Mit den Büchern, welche seit 1870 über das Elsass geschrieben

worden sind , könnte man bereits eine kleine Bibliothek

bilden. Wer nur irgend als Literat oder Tourist dahin

kam, machte seine Reiseeindrücke bekannt und glaubte den

nachfolgenden Besuchern als Wegweiser durch das Land dienen

zu müssen, und es war auch so leicht über das Elsass zu

schreiben.

Die Meisten hatten es ja schon vom andern Rheinufer

aus besucht, wenigstens Strassburg und seinen Münster

sich angesehen und von letzterem aus das Land überblickt,

und über Land, Geschichte und Sage war von den Elsässern

selbst schon so Vieles

in deutscher Sprache mitgetheilt worden,

dass es in der That nicht schwer wurde, auch etwas über ein

Land zu schreiben, das in Sprache und Sitte so vieles mit

dem jenseitigen Oberrhein gemeinschaftlich hat.

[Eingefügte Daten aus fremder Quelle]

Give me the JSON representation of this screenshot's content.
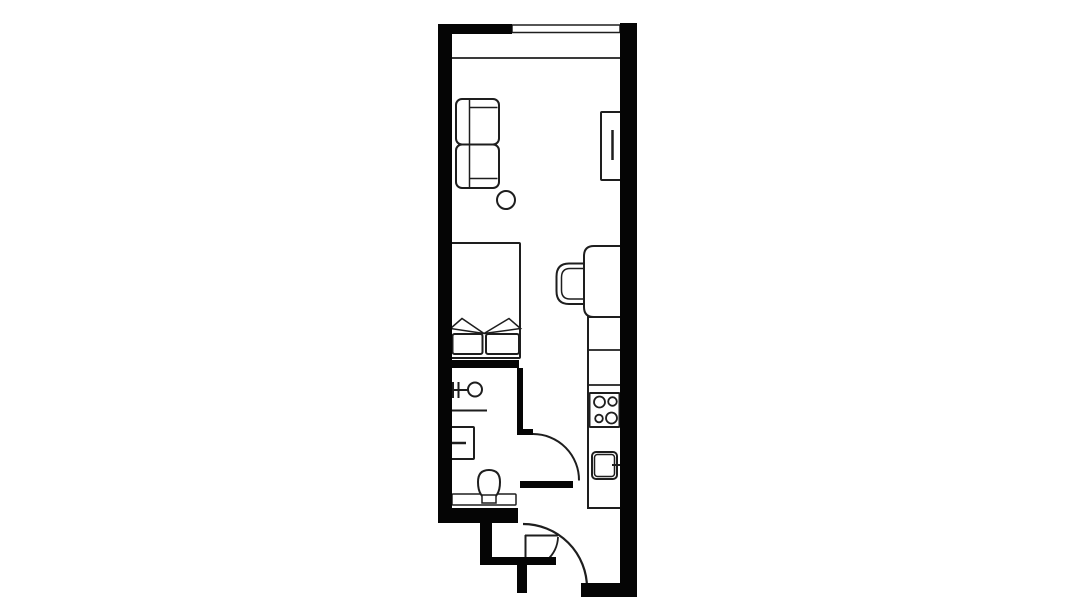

Diese Gunst ist bis jetzt Lothringen nicht zu Theil geworden.

Wer je nach Lothringen kam, wollte blos Metz und

die Schlachtfelder flüchtig besehen ; auch die Anhänge an unseren

Reisehandbüchern gaben keine weiteren Notizen, und

das ganze übrige Land wurde unbeachtet bei Seite gelassen.

Dass es auch sonst etwas und was zu sehen gebe, war nirgends

angedeutet , und , was das Eigenthümlichste ist , es gab

auch nicht einmal in französischer Sprache seit den letzten

dreissig Jahren eine Beschreibung des Moseldepartements,

geschweige denn eine Geschichte desselben.